Ces perspectives finissent ainsi par apparaître pour ce qu’elles sont : rien. La multiplication des dénégations est symptomatique, et l’on voit que ce programme n’a qu’une visée : se nier lui-même en tant que programme.
2) Une réduction de façade
La réduction proposée de 21 à 16 notions est donc un leurre. La plupart des notions en contiennent d’autres, comme l’a explicitement suggéré la présidente du Conseil supérieur des programmes, Mme Souâd Ayada. Les trois perspectives ne restreignent rien, puisque chaque notion peut être abordée sous ces trois perspectives. Le nombre de problèmes qui peuvent être traités, le nombre d’associations possibles entre notions, le nombre de sujets qui peuvent tomber au baccalauréat sont en réalité illimités. Aucune garantie n’est donnée aux élèves que les sujets du baccalauréat auront un rapport avec les problèmes étudiés pendant l’année.

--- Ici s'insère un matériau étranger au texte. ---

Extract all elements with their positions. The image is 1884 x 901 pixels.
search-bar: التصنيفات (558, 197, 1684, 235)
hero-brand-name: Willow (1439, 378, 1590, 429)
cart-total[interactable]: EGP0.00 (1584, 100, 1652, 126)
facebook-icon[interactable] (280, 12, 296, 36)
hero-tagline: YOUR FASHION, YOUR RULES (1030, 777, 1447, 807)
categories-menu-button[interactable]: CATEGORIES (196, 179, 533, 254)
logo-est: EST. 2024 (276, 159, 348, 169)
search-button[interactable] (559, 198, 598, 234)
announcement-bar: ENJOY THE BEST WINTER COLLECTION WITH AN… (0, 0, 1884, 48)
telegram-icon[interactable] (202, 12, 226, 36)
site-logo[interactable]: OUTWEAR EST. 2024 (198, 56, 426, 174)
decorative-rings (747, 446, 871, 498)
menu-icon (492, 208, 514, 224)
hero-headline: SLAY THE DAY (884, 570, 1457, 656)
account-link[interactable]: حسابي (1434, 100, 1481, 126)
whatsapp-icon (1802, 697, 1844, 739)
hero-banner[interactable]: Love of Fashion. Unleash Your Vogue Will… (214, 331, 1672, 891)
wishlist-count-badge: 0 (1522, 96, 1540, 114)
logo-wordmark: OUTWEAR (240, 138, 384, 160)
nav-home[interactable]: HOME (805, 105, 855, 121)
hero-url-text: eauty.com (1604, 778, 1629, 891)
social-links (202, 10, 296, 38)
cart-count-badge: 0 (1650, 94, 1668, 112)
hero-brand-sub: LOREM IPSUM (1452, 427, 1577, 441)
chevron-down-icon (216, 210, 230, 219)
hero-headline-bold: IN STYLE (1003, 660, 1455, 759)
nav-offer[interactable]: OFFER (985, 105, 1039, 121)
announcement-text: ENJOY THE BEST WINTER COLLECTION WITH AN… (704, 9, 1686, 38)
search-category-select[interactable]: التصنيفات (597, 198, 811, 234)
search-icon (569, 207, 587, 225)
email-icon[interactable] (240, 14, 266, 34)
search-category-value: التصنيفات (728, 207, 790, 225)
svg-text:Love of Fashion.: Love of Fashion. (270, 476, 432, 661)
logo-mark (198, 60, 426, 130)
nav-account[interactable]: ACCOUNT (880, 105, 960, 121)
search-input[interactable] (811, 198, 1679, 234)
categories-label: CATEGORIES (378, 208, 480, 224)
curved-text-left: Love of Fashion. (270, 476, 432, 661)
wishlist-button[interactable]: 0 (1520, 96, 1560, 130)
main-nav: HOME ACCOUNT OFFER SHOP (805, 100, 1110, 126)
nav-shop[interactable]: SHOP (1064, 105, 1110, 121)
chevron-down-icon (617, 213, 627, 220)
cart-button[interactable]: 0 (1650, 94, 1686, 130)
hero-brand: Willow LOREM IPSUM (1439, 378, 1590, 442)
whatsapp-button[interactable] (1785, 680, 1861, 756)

Ne voulant rien déterminer ni rien exclure, ces projets de programmes sacrifient ainsi à nouveau la justice d’une épreuve d’examen sur l’autel d’une liberté philosophique mythique et fantasmée. Il est pourtant évident que seul un véritable programme, limité à quelques problèmes philosophiques, laisserait aux professeurs et aux élèves le temps et la liberté d’approfondir des approches philosophiques originales.

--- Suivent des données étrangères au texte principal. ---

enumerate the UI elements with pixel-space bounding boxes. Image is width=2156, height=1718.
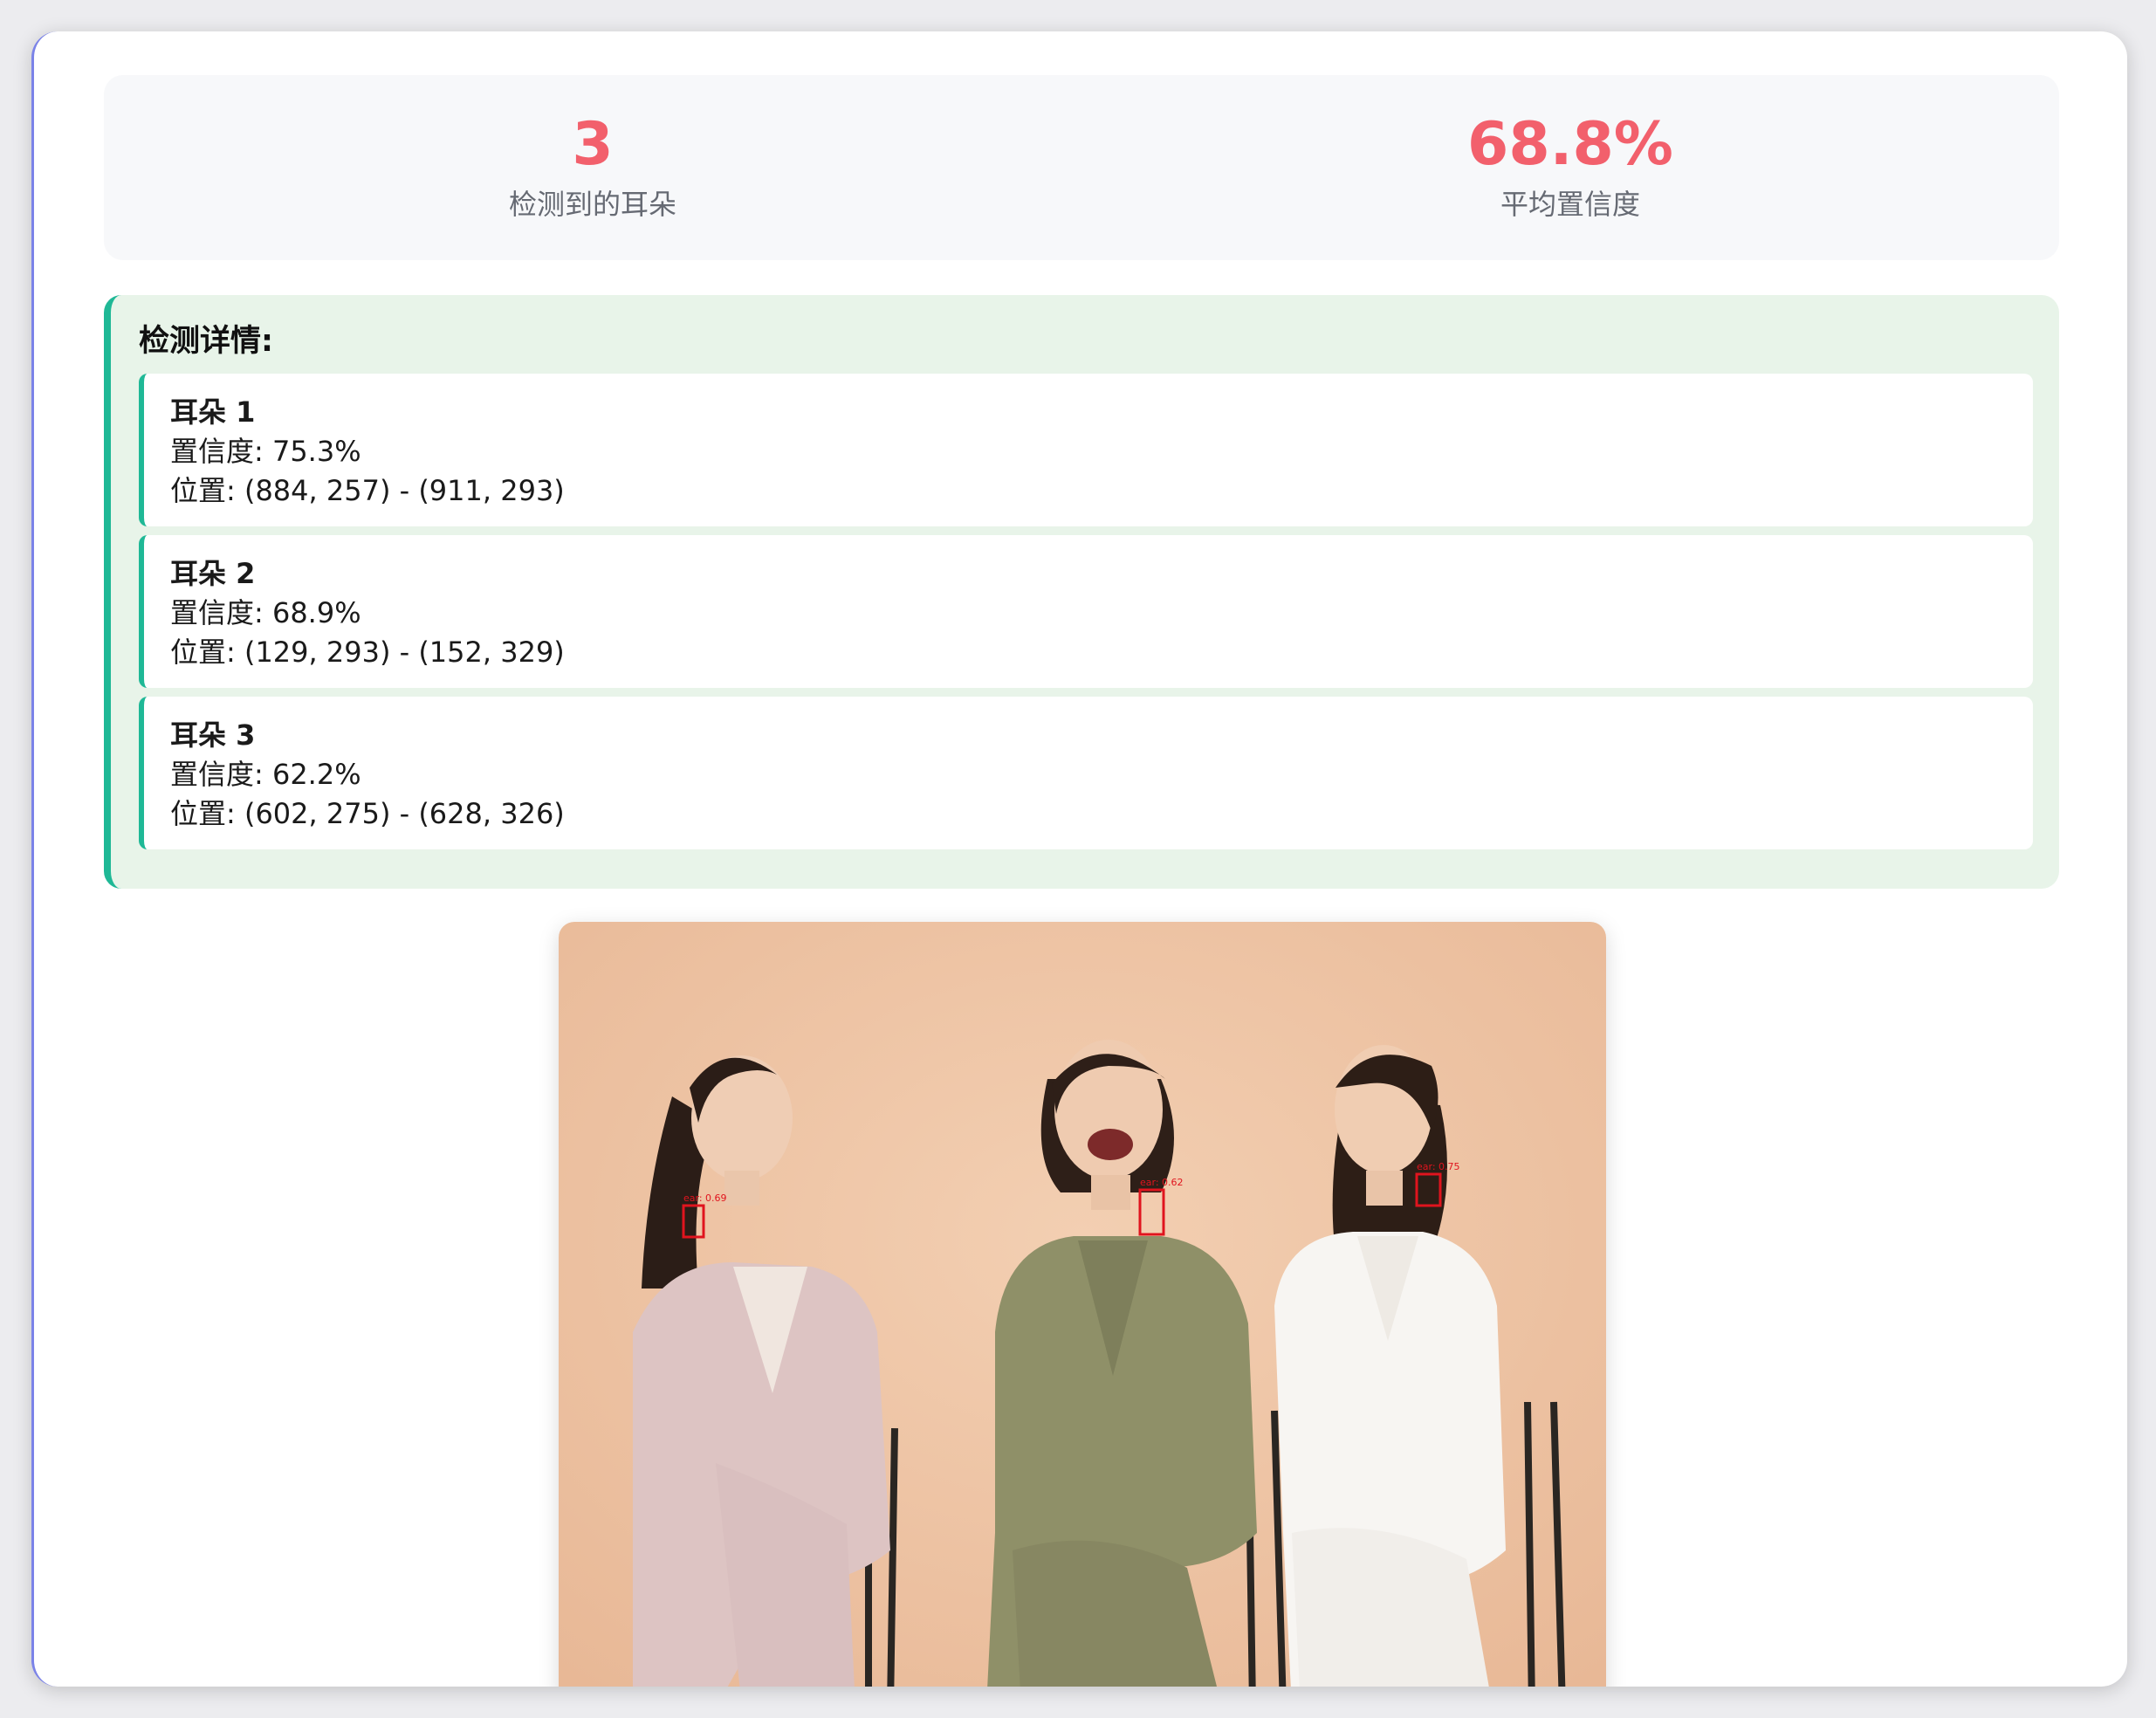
detection-details: 检测详情: 耳朵 1 置信度: 75.3% 位置: (884, 257) - (…: [104, 295, 2059, 889]
ear-card-title: 耳朵 2: [170, 557, 256, 590]
avg-confidence-label: 平均置信度: [1500, 188, 1640, 221]
ear-card-position: 位置: (884, 257) - (911, 293): [170, 474, 565, 507]
ear-card-title: 耳朵 1: [170, 395, 256, 429]
stat-avg-confidence: 68.8% 平均置信度: [1081, 75, 2059, 260]
main-content: 3 检测到的耳朵 68.8% 平均置信度 检测详情: 耳朵 1 置信度: 75.…: [104, 75, 2059, 889]
ear-card-confidence: 置信度: 75.3%: [170, 435, 361, 468]
ear-card-confidence: 置信度: 68.9%: [170, 596, 361, 629]
ear-card-2: 耳朵 2 置信度: 68.9% 位置: (129, 293) - (152, 3…: [139, 535, 2033, 688]
ear-box-label: ear: 0.69: [683, 1192, 727, 1204]
details-title: 检测详情:: [139, 324, 273, 359]
stats-panel: 3 检测到的耳朵 68.8% 平均置信度: [104, 75, 2059, 260]
ear-count-label: 检测到的耳朵: [508, 188, 676, 221]
stat-ear-count: 3 检测到的耳朵: [104, 75, 1081, 260]
ear-card-3: 耳朵 3 置信度: 62.2% 位置: (602, 275) - (628, 3…: [139, 697, 2033, 849]
ear-card-title: 耳朵 3: [170, 718, 256, 752]
ear-box-label: ear: 0.62: [1140, 1177, 1184, 1188]
app-window: 3 检测到的耳朵 68.8% 平均置信度 检测详情: 耳朵 1 置信度: 75.…: [31, 31, 2127, 1687]
annotated-photo: ear: 0.69 ear: 0.62 ear: 0.75: [559, 922, 1606, 1687]
ear-card-position: 位置: (602, 275) - (628, 326): [170, 797, 565, 830]
ear-count-value: 3: [572, 110, 614, 179]
ear-card-1: 耳朵 1 置信度: 75.3% 位置: (884, 257) - (911, 2…: [139, 374, 2033, 526]
ear-box-label: ear: 0.75: [1417, 1161, 1460, 1172]
ear-card-confidence: 置信度: 62.2%: [170, 758, 361, 791]
avg-confidence-value: 68.8%: [1467, 110, 1673, 179]
detection-result-image: ear: 0.69 ear: 0.62 ear: 0.75: [559, 922, 1606, 1687]
ear-card-position: 位置: (129, 293) - (152, 329): [170, 636, 565, 669]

3) Une imposition autoritaire
Le Ministère décide donc de passer en force en imposant des programmes de philosophie sans ordre ni logique, contre le rejet plusieurs fois exprimés de la déstructuration des programmes par la majorité de professeurs, par les deux principales associations professionnelles (l’ACIREPh et l’APPEP), par les syndicats et les co-pilotes du Groupe d’élaboration des projets de programmes.
Nouvelle preuve que contrairement à ce qu’il affirme, Jean-Michel Blanquer n’écoute rien, foule aux pieds les consultations et ne tient compte de rien, tout en ne cessant de déclarer qu’il est toujours ouvert au dialogue.